ICE: Higher interest rates, natural disasters push up mortgage delinquencies

Small pockets of pressure emerge, but loan performance remains historically strong

ICE: Higher interest rates, natural disasters push up mortgage delinquencies

Small pockets of pressure emerge, but loan performance remains historically strong
HOUSE Coastal house with palm trees during hurricane

The national mortgage delinquency rate rose 14 basis points in September with serious delinquencies reaching a 16-month high, according to Intercontinental Exchange (ICE), a financial services company.

Mortgage delinquencies had been on a three-month downward trend until September, according to ICE’s monthly report. Another worrying concern is that this was the fourth consecutive year-over-year rise in mortgage delinquencies, the longest stretch since 2018, not counting the initial COVID-19 months.

ICE pointed to “small pockets of pressure” for the uptick in mortgage delinquencies.
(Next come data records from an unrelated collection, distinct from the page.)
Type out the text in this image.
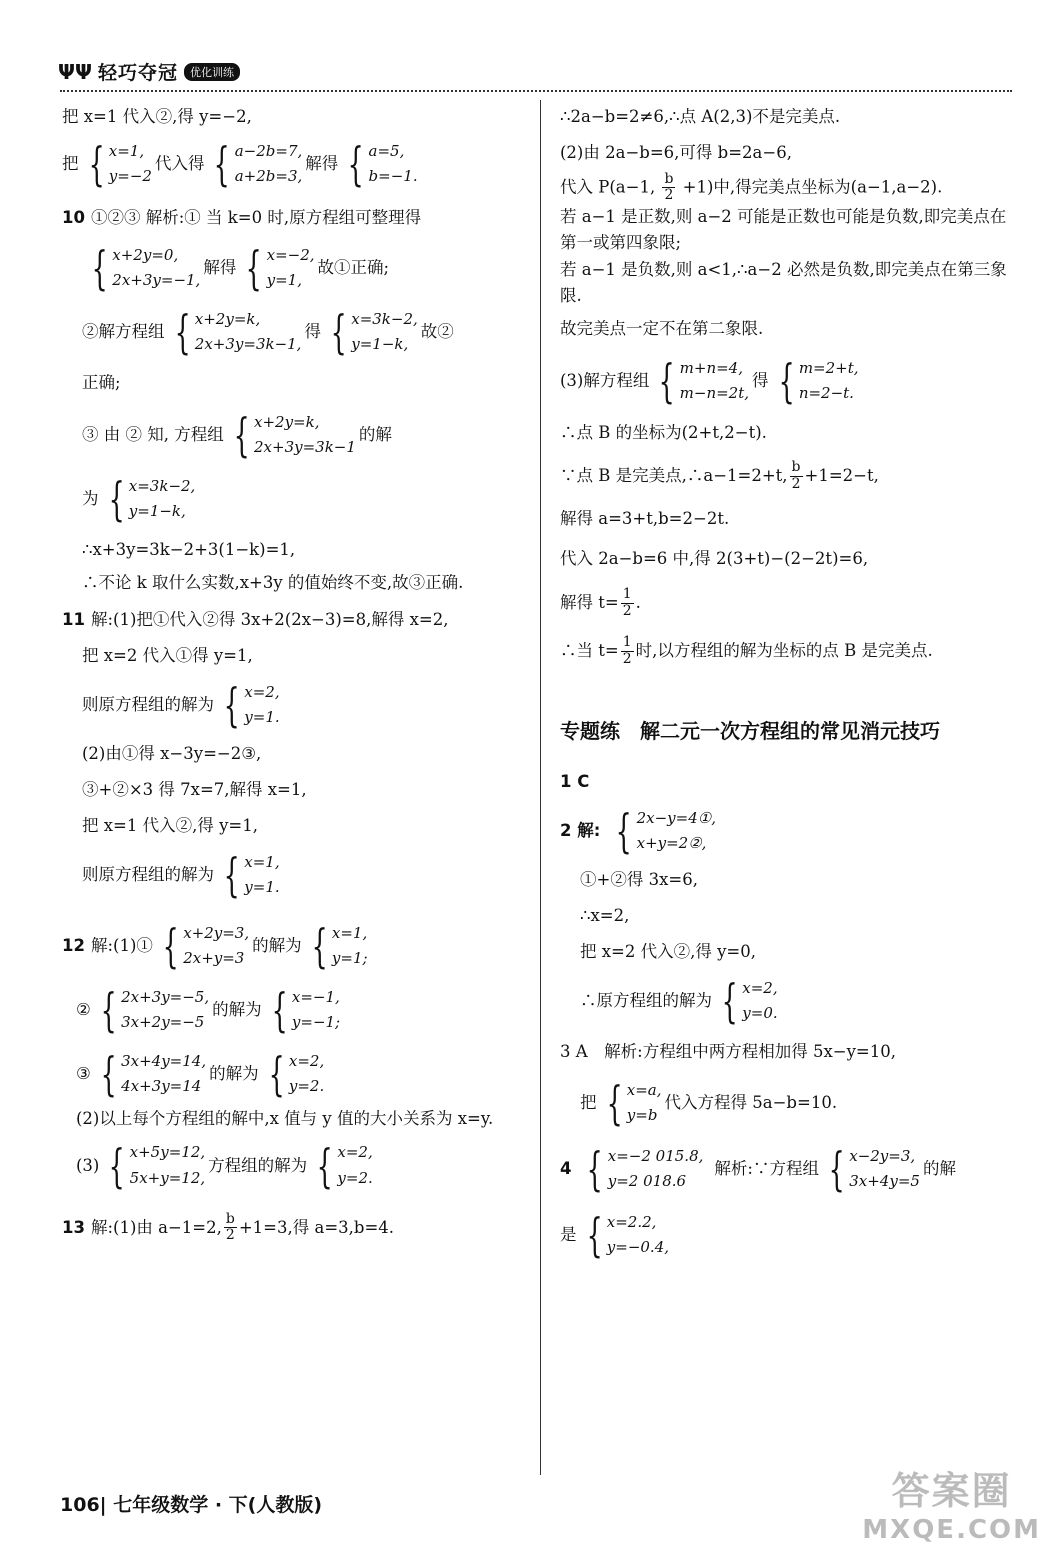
ΨΨ 轻巧夺冠	优化训练

把 x=1 代入②,得 y=−2,

把 { x=1,
y=−2
代入得 { a−2b=7,
a+2b=3,
解得 { a=5,
b=−1.

10 ①②③ 解析:① 当 k=0 时,原方程组可整理得

{ x+2y=0,
2x+3y=−1,
解得 { x=−2,
y=1,
故①正确;

②解方程组 { x+2y=k,
2x+3y=3k−1,
得 { x=3k−2,
y=1−k,
故②

正确;

③ 由 ② 知, 方程组 { x+2y=k,
2x+3y=3k−1
的解

为 { x=3k−2,
y=1−k,

∴x+3y=3k−2+3(1−k)=1,

∴不论 k 取什么实数,x+3y 的值始终不变,故③正确.

11 解:(1)把①代入②得 3x+2(2x−3)=8,解得 x=2,

把 x=2 代入①得 y=1,

则原方程组的解为 { x=2,
y=1.

(2)由①得 x−3y=−2③,

③+②×3 得 7x=7,解得 x=1,

把 x=1 代入②,得 y=1,

则原方程组的解为 { x=1,
y=1.

12 解:(1)① { x+2y=3,
2x+y=3
的解为 { x=1,
y=1;

② { 2x+3y=−5,
3x+2y=−5
的解为 { x=−1,
y=−1;

③ { 3x+4y=14,
4x+3y=14
的解为 { x=2,
y=2.

(2)以上每个方程组的解中,x 值与 y 值的大小关系为 x=y.

(3) { x+5y=12,
5x+y=12,
方程组的解为 { x=2,
y=2.

13 解:(1)由 a−1=2, $\frac{b}{2} +1=3$,得 a=3,b=4.

∴2a−b=2≠6,∴点 A(2,3)不是完美点.

(2)由 2a−b=6,可得 b=2a−6,

代入 P(a−1, $\frac{b}{2} +1$)中,得完美点坐标为(a−1,a−2).

若 a−1 是正数,则 a−2 可能是正数也可能是负数,即完美点在第一或第四象限;

若 a−1 是负数,则 a<1,∴a−2 必然是负数,即完美点在第三象限.

故完美点一定不在第二象限.

(3)解方程组 { m+n=4,
m−n=2t,
得 { m=2+t,
n=2−t.

∴点 B 的坐标为(2+t,2−t).

∵点 B 是完美点,∴a−1=2+t, $\frac{b}{2} +1=2-t$,

解得 a=3+t,b=2−2t.

代入 2a−b=6 中,得 2(3+t)−(2−2t)=6,

解得 $t= \frac{1}{2}$ .

∴当 $t= \frac{1}{2}$ 时,以方程组的解为坐标的点 B 是完美点.

专题练　解二元一次方程组的常见消元技巧

1 C

2 解: { 2x−y=4①,
x+y=2②,

①+②得 3x=6,

∴x=2,

把 x=2 代入②,得 y=0,

∴原方程组的解为 { x=2,
y=0.

3 A　解析:方程组中两方程相加得 5x−y=10,

把 { x=a,
y=b
代入方程得 5a−b=10.

4 { x=−2 015.8,
y=2 018.6
解析:∵方程组 { x−2y=3,
3x+4y=5
的解

是 { x=2.2,
y=−0.4,

106| 七年级数学 · 下(人教版)	答案圈
MXQE.COM
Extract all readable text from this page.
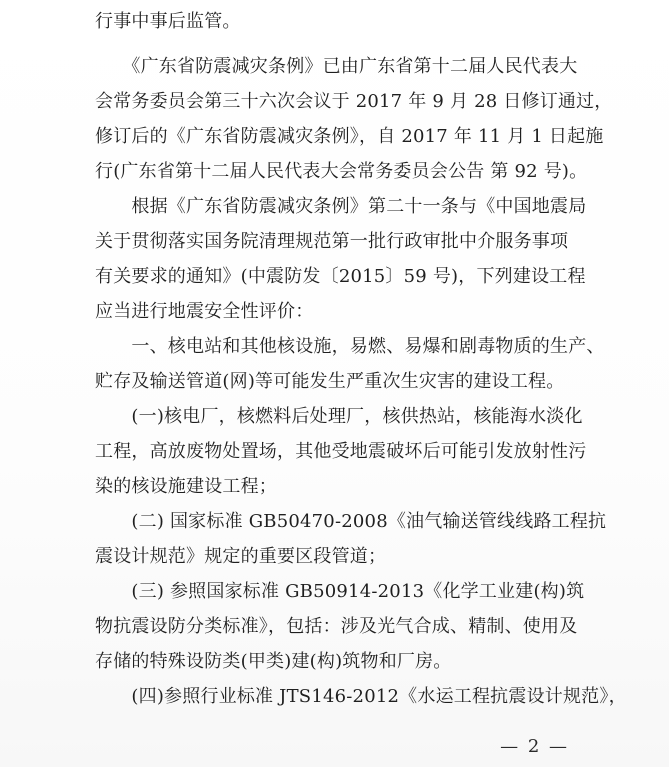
行事中事后监管。
　　《广东省防震减灾条例》已由广东省第十二届人民代表大
会常务委员会第三十六次会议于 2017 年 9 月 28 日修订通过，
修订后的《广东省防震减灾条例》，自 2017 年 11 月 1 日起施
行(广东省第十二届人民代表大会常务委员会公告 第 92 号)。
　　根据《广东省防震减灾条例》第二十一条与《中国地震局
关于贯彻落实国务院清理规范第一批行政审批中介服务事项
有关要求的通知》(中震防发〔2015〕59 号)，下列建设工程
应当进行地震安全性评价：
　　一、核电站和其他核设施，易燃、易爆和剧毒物质的生产、
贮存及输送管道(网)等可能发生严重次生灾害的建设工程。
　　(一)核电厂，核燃料后处理厂，核供热站，核能海水淡化
工程，高放废物处置场，其他受地震破坏后可能引发放射性污
染的核设施建设工程；
　　(二) 国家标准 GB50470-2008《油气输送管线线路工程抗
震设计规范》规定的重要区段管道；
　　(三) 参照国家标准 GB50914-2013《化学工业建(构)筑
物抗震设防分类标准》，包括：涉及光气合成、精制、使用及
存储的特殊设防类(甲类)建(构)筑物和厂房。
　　(四)参照行业标准 JTS146-2012《水运工程抗震设计规范》，
— 2 —
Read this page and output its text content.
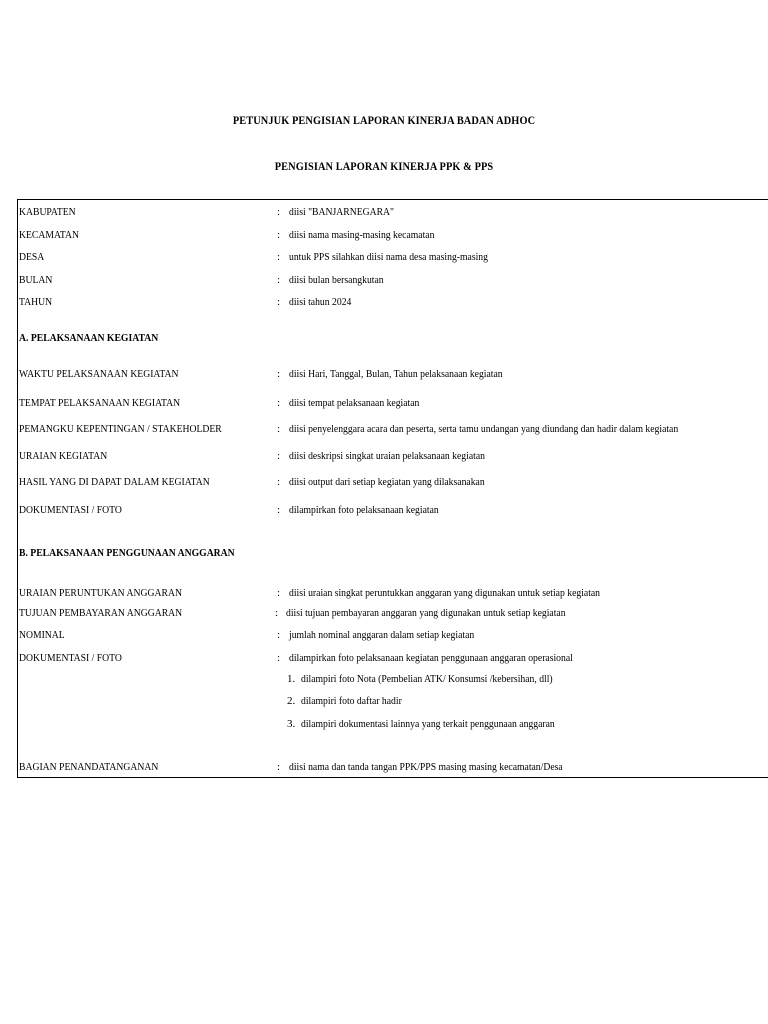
PETUNJUK PENGISIAN LAPORAN KINERJA BADAN ADHOC
PENGISIAN LAPORAN KINERJA PPK & PPS
KABUPATEN	: diisi "BANJARNEGARA"
KECAMATAN	: diisi nama masing-masing kecamatan
DESA	: untuk PPS silahkan diisi nama desa masing-masing
BULAN	: diisi bulan bersangkutan
TAHUN	: diisi tahun 2024
A. PELAKSANAAN KEGIATAN
WAKTU PELAKSANAAN KEGIATAN	: diisi Hari, Tanggal, Bulan, Tahun pelaksanaan kegiatan
TEMPAT PELAKSANAAN KEGIATAN	: diisi tempat pelaksanaan kegiatan
PEMANGKU KEPENTINGAN / STAKEHOLDER	: diisi penyelenggara acara dan peserta, serta tamu undangan yang diundang dan hadir dalam kegiatan
URAIAN KEGIATAN	: diisi deskripsi singkat uraian pelaksanaan kegiatan
HASIL YANG DI DAPAT DALAM KEGIATAN	: diisi output dari setiap kegiatan yang dilaksanakan
DOKUMENTASI / FOTO	: dilampirkan foto pelaksanaan kegiatan
B. PELAKSANAAN PENGGUNAAN ANGGARAN
URAIAN PERUNTUKAN ANGGARAN	: diisi uraian singkat peruntukkan anggaran yang digunakan untuk setiap kegiatan
TUJUAN PEMBAYARAN ANGGARAN	: diisi tujuan pembayaran anggaran yang digunakan untuk setiap kegiatan
NOMINAL	: jumlah nominal anggaran dalam setiap kegiatan
DOKUMENTASI / FOTO	: dilampirkan foto pelaksanaan kegiatan penggunaan anggaran operasional
1. dilampiri foto Nota (Pembelian ATK/ Konsumsi /kebersihan, dll)
2. dilampiri foto daftar hadir
3. dilampiri dokumentasi lainnya yang terkait penggunaan anggaran
BAGIAN PENANDATANGANAN	: diisi nama dan tanda tangan PPK/PPS masing masing kecamatan/Desa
These include higher interest rates in the past couple of years as well as natural disasters such as hurricanes Helene and Milton and rising unemployment. (The U.S. unemployment levels rose from 3.7% in January to 4.3% in July before declining to 4.1% in September, according to the U.S. Department of Labor.)

Serious delinquencies, defined as homeowners who are 90-plus days late in making mortgage payment but who are not yet in foreclosure, rose 5.9% month over month in the September report.

Still, foreclosure activity remained below 34% below pre-pandemic levels. Foreclosure starts and completions were both down in September. High equity in homes was cited as a reason that more foreclosures haven’t occurred. Homeowners in distress can sell the property before it reaches that stage.

One other note in the ICE report: prepayment of mortgages, or paying off the loan early, rose 2.5% in September from the previous month and was up 43.2% year over year.